Customers will be able to customize the cabin with a plethora of premium materials, including quilted nappa leather and alcantara. Despite the race-inspired name implying that the Bentayga is packing extra performance to make the SUV more suited to the track, Kahn hasn't made any mechanical modifications to the Bentayga. Not that it needed any, mind you - the Bentayga is still the fastest SUV in the world thanks to its 6.0-liter W12 engine delivering 600 horsepower and 663 lb-ft. But naming an upgrade package after a world-famous endurance racing series and not offering any performance advantages seems a bit misleading.

Still, the blacked-out SUV wouldn't look out of place in Bruce Wayne's garage as a luxurious SUV alternative to the Batmobile. He could certainly afford it: the Bentley Bentayga Le Mans Edition is currently being sold as a one-off for $227,734. If that sounds surprisingly cheap for an upgraded Bentayga, that's because it's based on the 4.0-liter V8 diesel model, but Kahn is also offering the upgrade for the W12-powered model.


----------



## muzzer (Feb 13, 2011)

Absolutely horrendous. I don't mind the Bentayga in general, seen a couple and whilst i would never buy one if i could afford it, i dont think they are that bad but that is absolutely horrendous.


----------



## _Si_ (Jul 7, 2016)

Do Kahn really think they can do interiors better than Bentley!!! smh Do they think their leather work is superior to the factory's??? you'd be throwing money at someone to make your car worse


----------



## Cookies (Dec 10, 2008)

That's a bit like wearing trainers and a baseball cap with your cavalry twills. It's just wrong.

Footballers will love it. 

Cooks


----------



## andy665 (Nov 1, 2005)

Bentley raison d'etre has not been subtlety for a long time - new money and bling is sadly more their style nowadays and this just moves that on a bit. 

Personally I think the Bentayga is awful and rear spoiler aside I think this is no worse than any other Bentayga


----------



## percymon (Jun 27, 2007)

Bentley's own Anthracite Satin paint, 22" black alloys and beluga hide makes a much better visual proposition if you like the all black look.

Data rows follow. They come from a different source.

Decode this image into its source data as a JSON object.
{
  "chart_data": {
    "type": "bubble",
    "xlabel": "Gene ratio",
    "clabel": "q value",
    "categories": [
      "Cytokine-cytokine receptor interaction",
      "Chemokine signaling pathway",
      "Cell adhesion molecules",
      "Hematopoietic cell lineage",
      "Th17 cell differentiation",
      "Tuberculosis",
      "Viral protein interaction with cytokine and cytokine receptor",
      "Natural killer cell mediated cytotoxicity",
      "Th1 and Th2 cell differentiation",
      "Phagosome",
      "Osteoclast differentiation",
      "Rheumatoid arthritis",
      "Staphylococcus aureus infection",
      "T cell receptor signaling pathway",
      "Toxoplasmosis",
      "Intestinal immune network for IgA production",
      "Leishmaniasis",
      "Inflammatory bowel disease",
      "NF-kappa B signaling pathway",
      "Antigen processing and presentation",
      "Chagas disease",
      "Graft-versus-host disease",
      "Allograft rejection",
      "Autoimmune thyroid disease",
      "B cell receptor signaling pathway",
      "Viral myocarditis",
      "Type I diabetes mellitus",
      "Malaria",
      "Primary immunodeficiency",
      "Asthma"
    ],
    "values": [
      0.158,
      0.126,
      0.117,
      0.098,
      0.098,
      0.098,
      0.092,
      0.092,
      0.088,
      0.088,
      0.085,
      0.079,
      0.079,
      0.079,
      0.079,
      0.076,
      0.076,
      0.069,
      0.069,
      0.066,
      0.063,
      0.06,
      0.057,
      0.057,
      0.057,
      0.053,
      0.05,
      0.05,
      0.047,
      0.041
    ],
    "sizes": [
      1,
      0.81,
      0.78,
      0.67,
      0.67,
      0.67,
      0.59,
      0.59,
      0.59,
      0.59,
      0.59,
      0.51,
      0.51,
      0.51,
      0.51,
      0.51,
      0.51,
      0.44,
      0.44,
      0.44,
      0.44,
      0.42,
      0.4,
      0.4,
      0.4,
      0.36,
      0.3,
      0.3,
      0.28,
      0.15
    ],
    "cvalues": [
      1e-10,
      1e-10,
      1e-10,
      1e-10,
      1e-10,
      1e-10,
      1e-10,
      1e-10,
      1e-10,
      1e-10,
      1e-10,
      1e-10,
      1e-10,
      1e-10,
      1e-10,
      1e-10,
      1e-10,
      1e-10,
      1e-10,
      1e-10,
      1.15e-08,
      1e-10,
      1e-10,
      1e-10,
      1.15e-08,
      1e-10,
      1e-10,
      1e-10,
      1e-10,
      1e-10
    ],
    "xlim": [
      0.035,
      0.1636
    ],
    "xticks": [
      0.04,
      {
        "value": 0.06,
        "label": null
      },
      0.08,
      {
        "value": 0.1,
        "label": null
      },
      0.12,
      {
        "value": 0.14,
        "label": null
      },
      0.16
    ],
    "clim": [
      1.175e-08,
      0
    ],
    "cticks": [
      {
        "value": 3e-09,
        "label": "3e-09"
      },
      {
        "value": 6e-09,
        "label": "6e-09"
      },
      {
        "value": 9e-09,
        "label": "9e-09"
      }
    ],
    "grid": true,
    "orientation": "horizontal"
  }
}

Kahn has made a decent business from ruining cars for people with little taste - you can't blame him; while ever there are clients he'll keep churning out his creations.


----------



## streaky (Dec 2, 2006)

_Si_ said:


> Do Kahn really think they can do interiors better than Bentley!!! smh Do they think their leather work is superior to the factory's??? you'd be throwing money at someone to make your car worse


That's exactly what I thought when I read that they had had a play with the interior.


----------



## Derekh929 (Aug 28, 2011)

Will be seen outside the girl with the black VW beetle soon but not Wayne driving:lol:
A massive no from me, perfect in premier league clubs carpark


----------



## Big Bri (Nov 20, 2010)

Wrong,its just wrong.

BB


----------



## fethead (May 12, 2007)

Should of called it the 'Suez', as it's a barge!

Richie


----------



## Alfa male (Jun 16, 2009)

They should've called it the "footballers edition"


----------